Lo Flambò / Le Flambeau, revue du Comité des traditions valdotaines, 3, rue de Tillier – 11100 Aoste Italie

NOTES

1) AHR, Fonds Cordone, vol. X, doc. 44, 1315.

2) Les autres quartiers d’Aoste étaient Bicaria et Porta Sancti Ursi. Bicaria était le quartier le plus étendu ; il commençait à la Porte Vaudagne, c’est-à-dire la Porta decumana de la rue Edouard Aubert et finissait à la ponteille Perron, au début, donc, de la rue de la Porte Prétorienne. Le quartier Porta Sancti Ursi comprenait la rue de la Porte Prétorienne et finissait au Pont-de-Pierre. Quant au quartier du Malo Consilio, celui-ci s’étendait de la porte de la Rive, la Porta principalis sinistra, jusqu’au carrefour des rues Malherbes, Mgr de Sales et Croix-de-Ville. Le rectangle compris entre les rues Croix-de-Ville, Mgr de Sales, Xavier de Maistre et l’enceinte au nord de la ville était, d’après Lin Colliard, La vieille Aoste, Aoste, 1971, p. 40, sous le contrôle du clergé et jouissait de franchises et privilèges particuliers.

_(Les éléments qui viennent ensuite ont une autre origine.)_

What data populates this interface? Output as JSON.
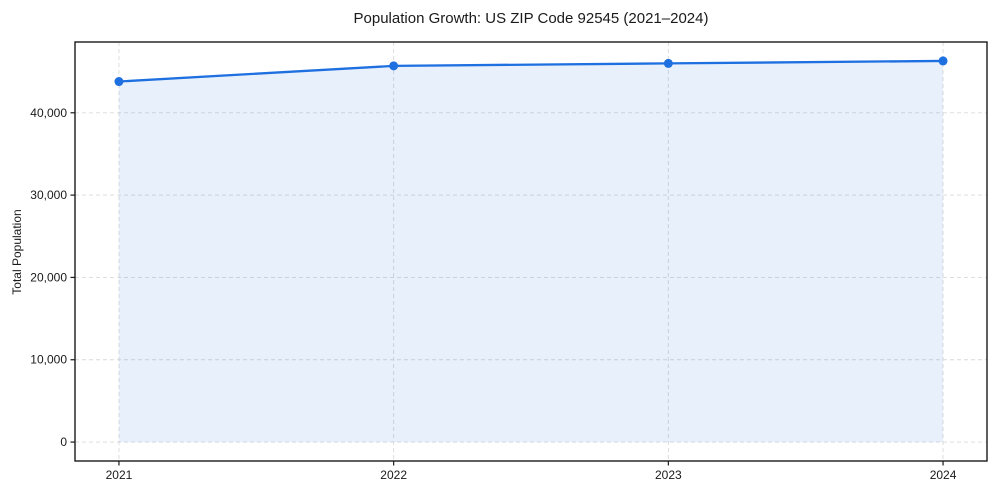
{
  "page": {
    "title": "Population Growth: US ZIP Code 92545 (2021–2024)"
  },
  "chart_data": {
    "type": "area",
    "title": "Population Growth: US ZIP Code 92545 (2021–2024)",
    "xlabel": "",
    "ylabel": "Total Population",
    "series": [
      {
        "name": "Total Population",
        "x": [
          2021,
          2022,
          2023,
          2024
        ],
        "values": [
          43800,
          45700,
          46000,
          46300
        ]
      }
    ],
    "xticks": {
      "values": [
        2021,
        2022,
        2023,
        2024
      ],
      "labels": [
        "2021",
        "2022",
        "2023",
        "2024"
      ]
    },
    "yticks": {
      "values": [
        0,
        10000,
        20000,
        30000,
        40000
      ],
      "labels": [
        "0",
        "10,000",
        "20,000",
        "30,000",
        "40,000"
      ]
    },
    "xlim": [
      2020.84,
      2024.16
    ],
    "ylim": [
      -2300,
      48600
    ],
    "grid": true,
    "grid_style": "dashed",
    "legend": "none",
    "marker": "circle",
    "area_baseline": 0,
    "colors": {
      "line": "#1e6fe0",
      "fill": "#1e6fe0",
      "fill_opacity": "0.1",
      "grid": "#d9d9d9",
      "spine": "#1a1a1a",
      "text": "#1a1a1a",
      "background": "#ffffff"
    }
  }
}
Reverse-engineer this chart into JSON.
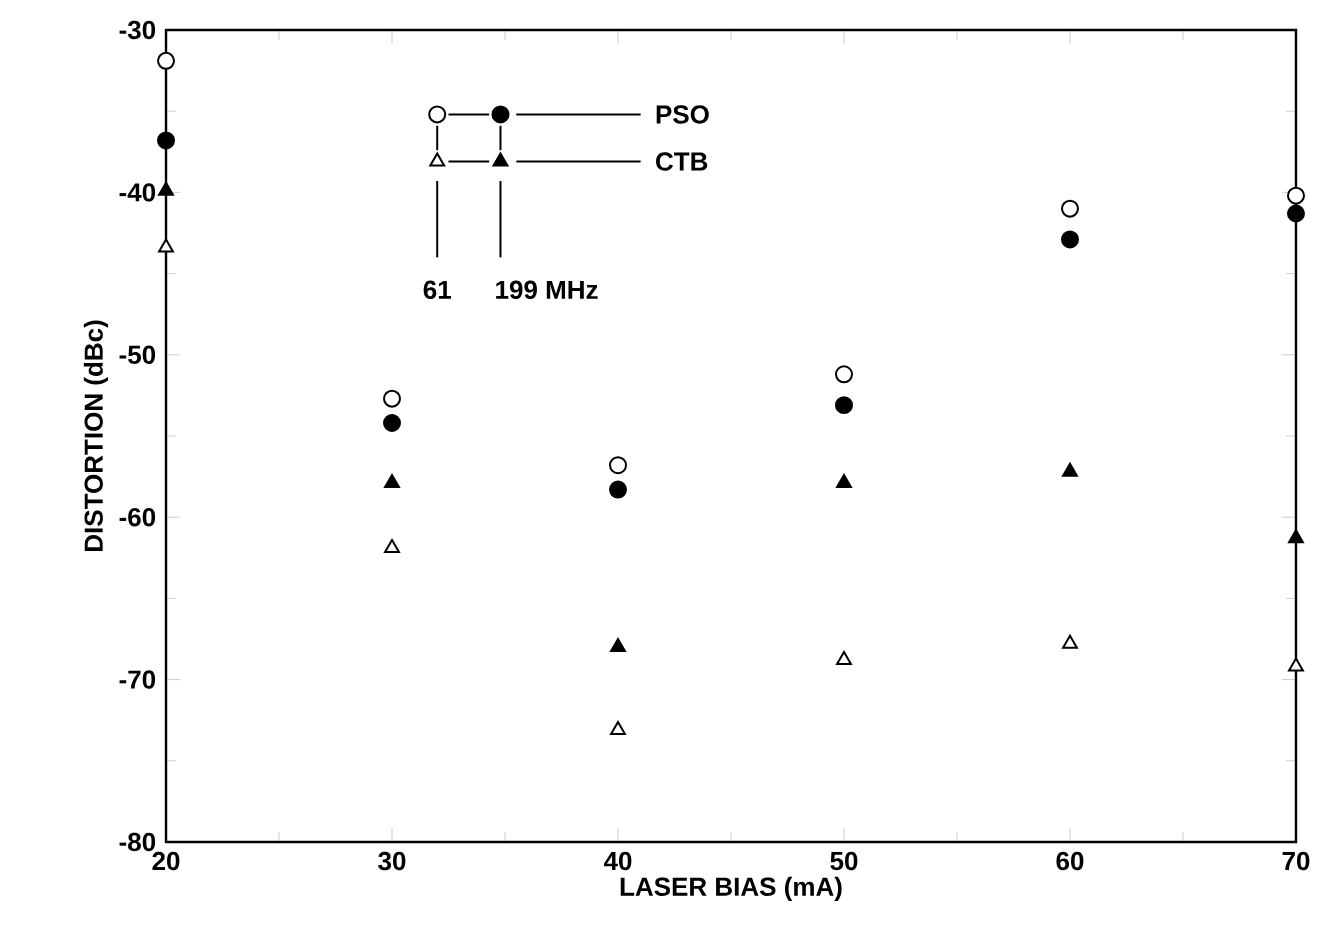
{
  "chart_data": {
    "type": "scatter",
    "xlabel": "LASER BIAS (mA)",
    "ylabel": "DISTORTION (dBc)",
    "x": [
      20,
      30,
      40,
      50,
      60,
      70
    ],
    "series": [
      {
        "color": "#ffffff",
        "marker": "circle",
        "values": [
          -31.9,
          -52.7,
          -56.8,
          -51.2,
          -41.0,
          -40.2
        ]
      },
      {
        "color": "#000000",
        "marker": "circle",
        "values": [
          -36.8,
          -54.2,
          -58.3,
          -53.1,
          -42.9,
          -41.3
        ]
      },
      {
        "color": "#000000",
        "marker": "triangle",
        "values": [
          -39.9,
          -57.9,
          -68.0,
          -57.9,
          -57.2,
          -61.3
        ]
      },
      {
        "color": "#ffffff",
        "marker": "triangle",
        "values": [
          -43.4,
          -61.9,
          -73.1,
          -68.8,
          -67.8,
          -69.2
        ]
      }
    ],
    "annotations": [
      "PSO",
      "CTB",
      "61",
      "199 MHz"
    ],
    "xlim": [
      20,
      70
    ],
    "xticks": [
      20,
      30,
      40,
      50,
      60,
      70
    ],
    "ylim": [
      -80,
      -30
    ],
    "yticks": [
      -80,
      -70,
      -60,
      -50,
      -40,
      -30
    ]
  }
}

3) DUC, Joseph-Auguste, Histoire de l’Eglise d’Aoste, I, Aoste, p 360.

4) AHR, Fonds Cordone, vol. VI, p.701, 1311 : « domum que iacet in burgo de Porta Sancti Ursi . . . fines sunt de I parte strata de III lo fossal ».

5) ZANOLLI, Orphée, cartulaire de Saint-Ours (XVe siècle), in BAA, V, Aoste, 1975, pièce n° 489, 1297 : « pro domibus iuxta portam de Chaffa ».

6) DUC, Joseph-Auguste, Histoire de l’Eglise d’Aoste, I, Aoste, p 360.

7) - id. p. 317, n. 3.

8) AHR, Fonds Cordone, vol. VI, p. 693, 1309 : « item supra unam domum cum orto, fundamento, hedificio et antefacto que iacet in civitate Augustensis, in vico Sancti Grati prope portam novam . . . fines sunt de I parte strata . . . de V exitus ».

9) AHR, Fonds Cordone, vol. X, doc. 35, 1448 : « domum orto, curtibus, plateis, tabullis ( ?) . . . que iacet in civitate Augustentis prope portam Sancti Grati, videlicet in foro bestiarum . . . unacum quoddam pillorio ».

10) PATRONE, Anna Maria, Liber reddituum Capituli Auguste, Torino, 1957, p. 120 : « apud civitatem Auguste versus portam de Fabris ».

11) AHR, Fonds Cordone, vol X, doc. 22, 1433 : « unam parvam plateam iacentem Auguste loco dicto Perron prope portam ferratam » et AHR, Fonds Cordone, vol X, doc. 66, 1434 : « videlicet galeriam pontem ambulatorium seu lobiam sitam in civitate Augusta supra et inter murum domus episcopali Auguste et murum dicti hospitali de Naboysson et supra stratam publicam qua protenditur a porta ferraria dirrecte verus portam Vaudanam per curtem ville pro parte tamen lobie seu cameram sibi contengentis ad cameram dicti hospitalis ».

12) ZANOLLI, Orphée, Les « Obitus » et les notes marginales du martyrologue de la Cathédrale d’Aoste (XIIIe siécle), in BAA, XIII, Aoste, 1982, p. 36, pièce n° 141 : « Fiat processio solempnis per civitatem Auguste . . . videlicet per vicum prope frattres Minores et per portam Ferrarium usque ad Crucem Ville ».